Fargo Pilots Remember Sept. 11 Duty

by Jack Sullivan
The Associated Press
August 19, 2002

 


Maj. Brad Derrig flew his F-16 over the burning Pentagon on Sept. 11. As weeks passed, he watched from the cockpit of his fighter jet as charred rubble was cleared away and new walls were built.

His emotions were different on almost every patrol flight. "You can run the whole gamut of feelings - from sadness to anger to pride," he said.

Derrig, Maj. Dean Eckmann and Capt. Craig Borgstrom were the first military pilots scrambled over Washington as the Sept. 11 terrorist attacks unfolded. All fly for the North Dakota Air National Guard's 119th Fighter Wing, which stations pilots at an alert post at Langley Air Force Base in Virginia.

They and other pilots from the Fargo-based unit patrolled above Washington and New York after Sept. 11. While boring at times, the flights drove home the magnitude of the attacks, Derrig and Eckmann said.

"I don't think any fighter pilot in the United States would have ever thought they would be flying combat air patrols over American cities," Eckmann said. "That was huge, huge culture shock."

The Sept. 11 flights were the most dramatic duty pulled in the last year by North Dakota National Guard personnel, who since the attacks have guarded airports, bolstered Customs Service posts along the Canadian border and served in Afghanistan and near the Persian Gulf.

They are among the North Dakotans whose lives were changed the most after Sept. 11. Some find their civilian lives paused indefinitely.

Air National Guard Staff Sgt. Erica Rohrich, 23, put the start of her career on hold when she was forced to turn down her first job as a social worker, a job she was offered on Sept. 12.
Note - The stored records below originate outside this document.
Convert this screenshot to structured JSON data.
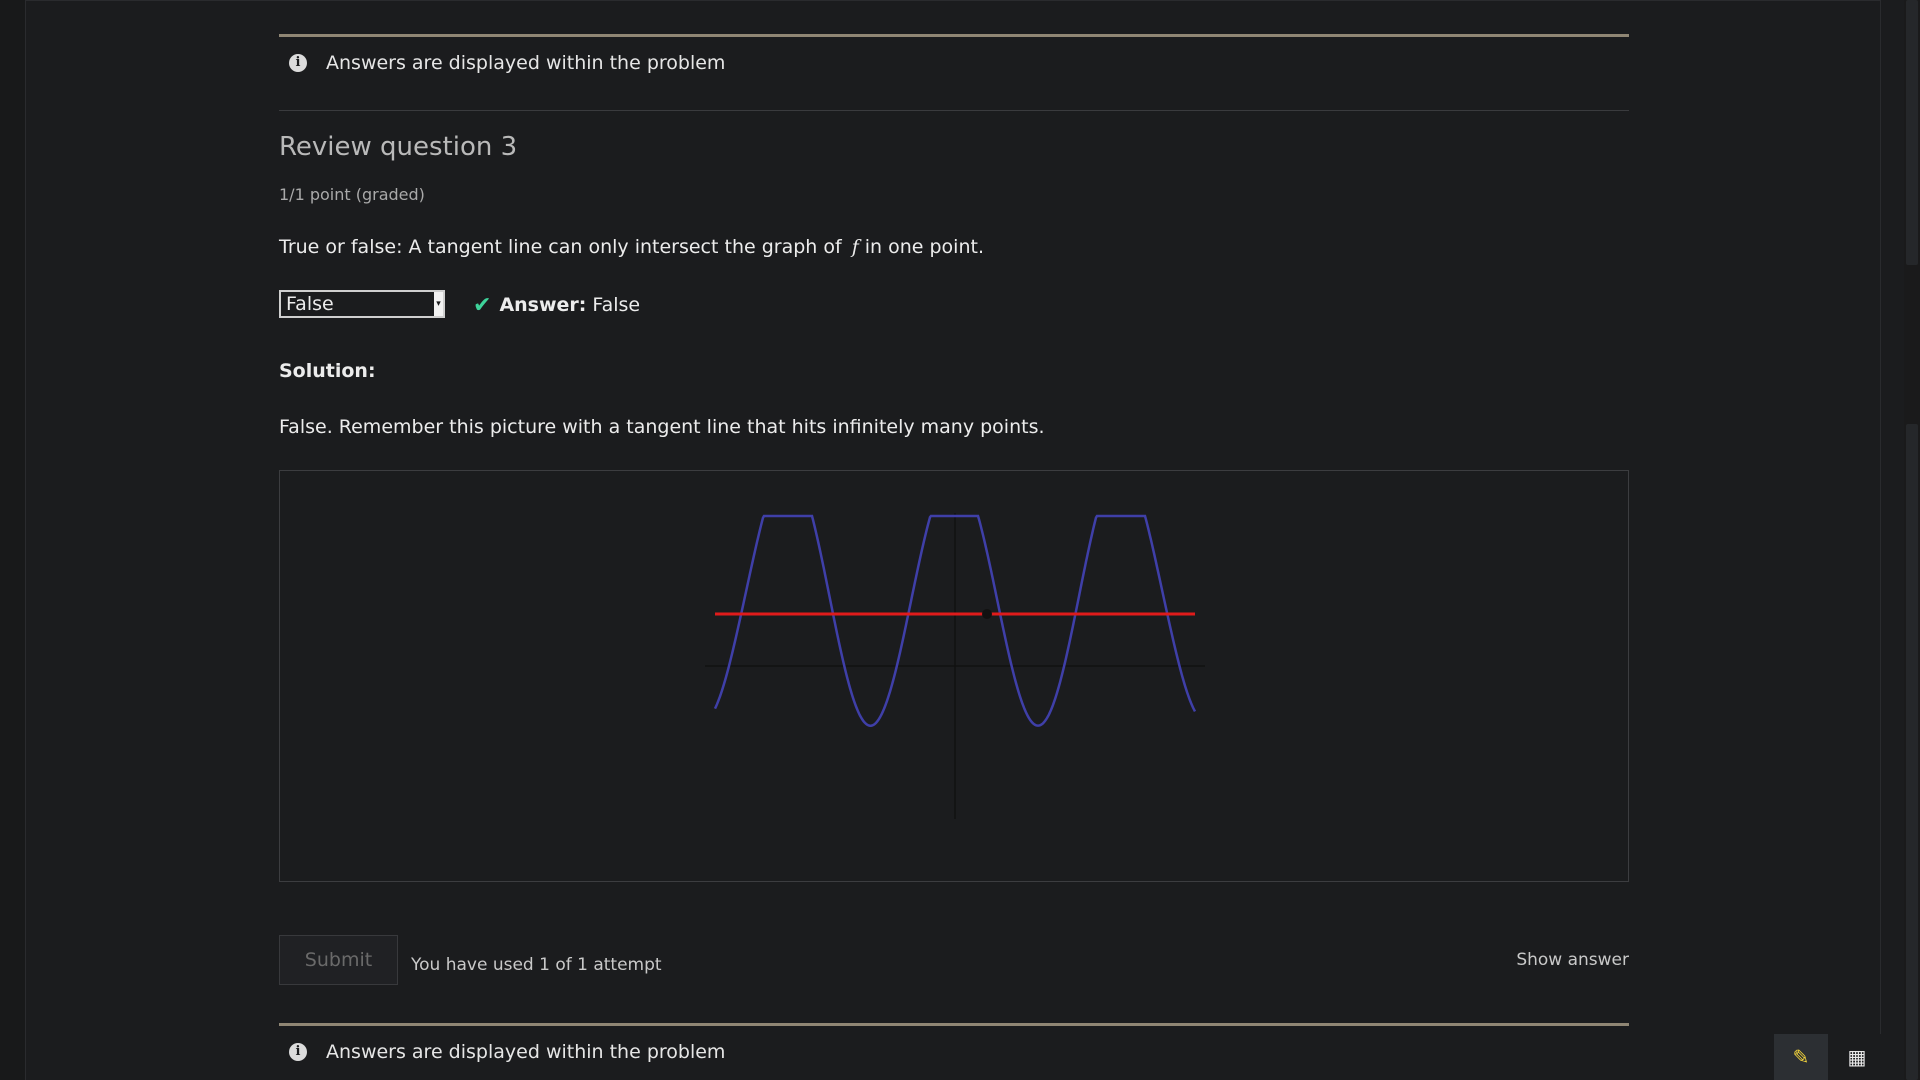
{
  "notices": {
    "top": "Answers are displayed within the problem",
    "bottom": "Answers are displayed within the problem"
  },
  "question": {
    "title": "Review question 3",
    "points": "1/1 point (graded)",
    "prompt_before": "True or false: A tangent line can only intersect the graph of",
    "prompt_var": "f",
    "prompt_after": "in one point.",
    "selected_value": "False",
    "answer_label": "Answer:",
    "answer_value": "False"
  },
  "solution": {
    "heading": "Solution:",
    "text": "False. Remember this picture with a tangent line that hits infinitely many points."
  },
  "graph": {
    "curve_color": "#3f3fa8",
    "tangent_color": "#e01b1b",
    "axis_color": "#111111"
  },
  "actions": {
    "submit_label": "Submit",
    "attempts_text": "You have used 1 of 1 attempt",
    "show_answer_label": "Show answer"
  },
  "toolbar": {
    "pencil_icon": "pencil-icon",
    "calculator_icon": "calculator-icon"
  },
  "colors": {
    "background": "#1b1c1e",
    "rule_accent": "#8f8674",
    "check_green": "#3ed39a"
  }
}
"That was probably the most heartbreaking thing for me," she said.

Rohrich joined the National Guard at age 18 to earn tuition for the University of North Dakota in Grand Forks. She moved to Fargo from Minneapolis after she was activated last fall.

She never expected a major activation and "never in a million years thought I would be going to the desert," where her security squadron spent 90 days at a Persian Gulf base for Air Force refuelers.

She now works 12-hour night shifts guarding the 119th Fighter Wing's Fargo headquarters, not knowing when she will return to civilian life. It is frustrating at times, but necessary, she said.

"The Guard gave me college, and now I'm giving them something back," Rohrich said. "I just have to remind myself of that sometimes."

At its peak, the Air National Guard unit, nicknamed the "Happy Hooligans," had activated about 700 of its 1,100 personnel, Wing Commander Col. Richard Utecht said. It now has about 550 people on duty, including about 400 who work for the National Guard year-round.

Derrig works full-time as the unit's safety chief. Eckmann, a Northwest Airlines pilot, was called to active military duty after Sept. 11.

Eckmann was on a regular National Guard rotation that day, which was routine until a crew chief told him the World Trade Center had been hit by a plane. He assumed it was accident, maybe a suicide.

"I fly for the airlines. I know airliners don't fly into skyscrapers," he said.

But a scramble horn minutes later called him and Derrig to battle stations.

They climbed into their F-16s and waited for orders. Borgstrom ran out and said they had been ordered to get as many fighters in the air as possible. All three were sent toward Washington.

Eckmann said he saw black smoke rising as they raced toward the city.

He first thought it could be a crashed plane near Reagan National Airport, but then pinpointed the smoke closer to the Pentagon, and then, at about 20 miles out, saw it was the building itself.

"My initial thought was that it was a truck bomb ... we didn't actually find out it was an airliner until the next day," Eckmann said.

The pilots patrolled over the city and intercepted, identified and escorted aircraft ordered to the ground.

At one point, Eckmann said, he heard an air traffic controller say "the Secret Service is now in the building."

Then, in the jumble of civilian and military radio traffic, a message: "We need to protect the House."

"And you understand," he said. "What I drew from that is, we need to protect the White House."

United Flight 93 crashed in Pennsylvania, about a half-hour after the pilots took to the air.

If the airliner had flown toward Washington, the fighter pilots say they likely would have intercepted it and waited for orders if it did not land as directed.

President Bush by then had authorized the military to shoot down aircraft threatening the capital.

Derrig said the pilots don't often think about the "hypothetical 'what-ifs"' of Sept. 11.

"If something like that would ever happen again, you are probably the last link in the chain. Everything that could be done probably has been done," he said.

"We just did our job that day," Eckmann said. "Nothing more, nothing less. And again, had we been called on to do it, I know we would have done our jobs because we're trained professionals. What happened with (United Flight) 93, again, they're the real heroes of this thing. ... They sacrificed their lives so others wouldn't die."